In this production, and many of the others to which Pearson has contributed, key elements include universal appeal across all age groups, a sense of surprise, danger and energy. “Normally, with something like Oscar Wilde, there is an established script,” he continues. “We are creators. We write the stuff ourselves and create the characters. In essence, it’s handmade theatre for specific occasions. It is about finding a whole new story, one that keeps growing from performance to performance.

Pearson is certainly no stranger to strong messages and this is not the first time he has wagged his finger when it comes to the environment.
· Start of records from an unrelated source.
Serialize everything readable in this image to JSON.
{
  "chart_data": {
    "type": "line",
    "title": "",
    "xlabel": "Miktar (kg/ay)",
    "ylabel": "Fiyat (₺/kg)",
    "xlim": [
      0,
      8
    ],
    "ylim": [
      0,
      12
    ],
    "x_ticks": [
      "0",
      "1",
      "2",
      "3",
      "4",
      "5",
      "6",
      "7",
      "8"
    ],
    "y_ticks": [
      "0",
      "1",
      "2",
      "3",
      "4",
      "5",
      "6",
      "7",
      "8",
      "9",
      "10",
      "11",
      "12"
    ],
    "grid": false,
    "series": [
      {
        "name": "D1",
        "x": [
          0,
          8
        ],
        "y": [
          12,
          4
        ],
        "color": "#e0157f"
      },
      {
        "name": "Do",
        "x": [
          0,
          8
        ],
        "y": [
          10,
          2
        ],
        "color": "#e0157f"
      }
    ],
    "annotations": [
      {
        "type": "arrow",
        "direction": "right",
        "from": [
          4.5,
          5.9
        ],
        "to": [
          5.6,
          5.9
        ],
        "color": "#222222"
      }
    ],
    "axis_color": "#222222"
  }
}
One of his most acclaimed productions, Black Out, rang the alarm about global warming while his most recent one, Impisi, used an unlikely relationship between a lion and a hyena to deliver a powerful life lesson in a Jungle Book sort of way, ie - make the most of what you have rather than hankering after what you do not.

Impisi marked the first partnership between Mtshali and Pearson. The two met at the Durban University of Technology when Mtshali was a student while Pearson was on campus, working on a project. Pearson said he was so impressed by Mtshali’s acting that, when he developed the Impisi project, he was the automatic choice.

The full 45 minute show of Little Tree is destined for schools and communities that have been chosen by Wildlands and its sponsor, the eThekwini Municipality’s Environmental Management Department.

“After that, we hope it has got an even longer life with a variety of environmental organisations both in South Africa and abroad,” says Pearson. His own view of the environment is fairly straight forward – “despite sending up space probes and satellites, we still only know of one blue planet which is why we cannot wash it down the drain. The best way to capture nature is to watch a bird, look at a tree, catch the sounds of things, gaze at the sky. It is not just about the big five. If we really love something, then we won’t harm it.”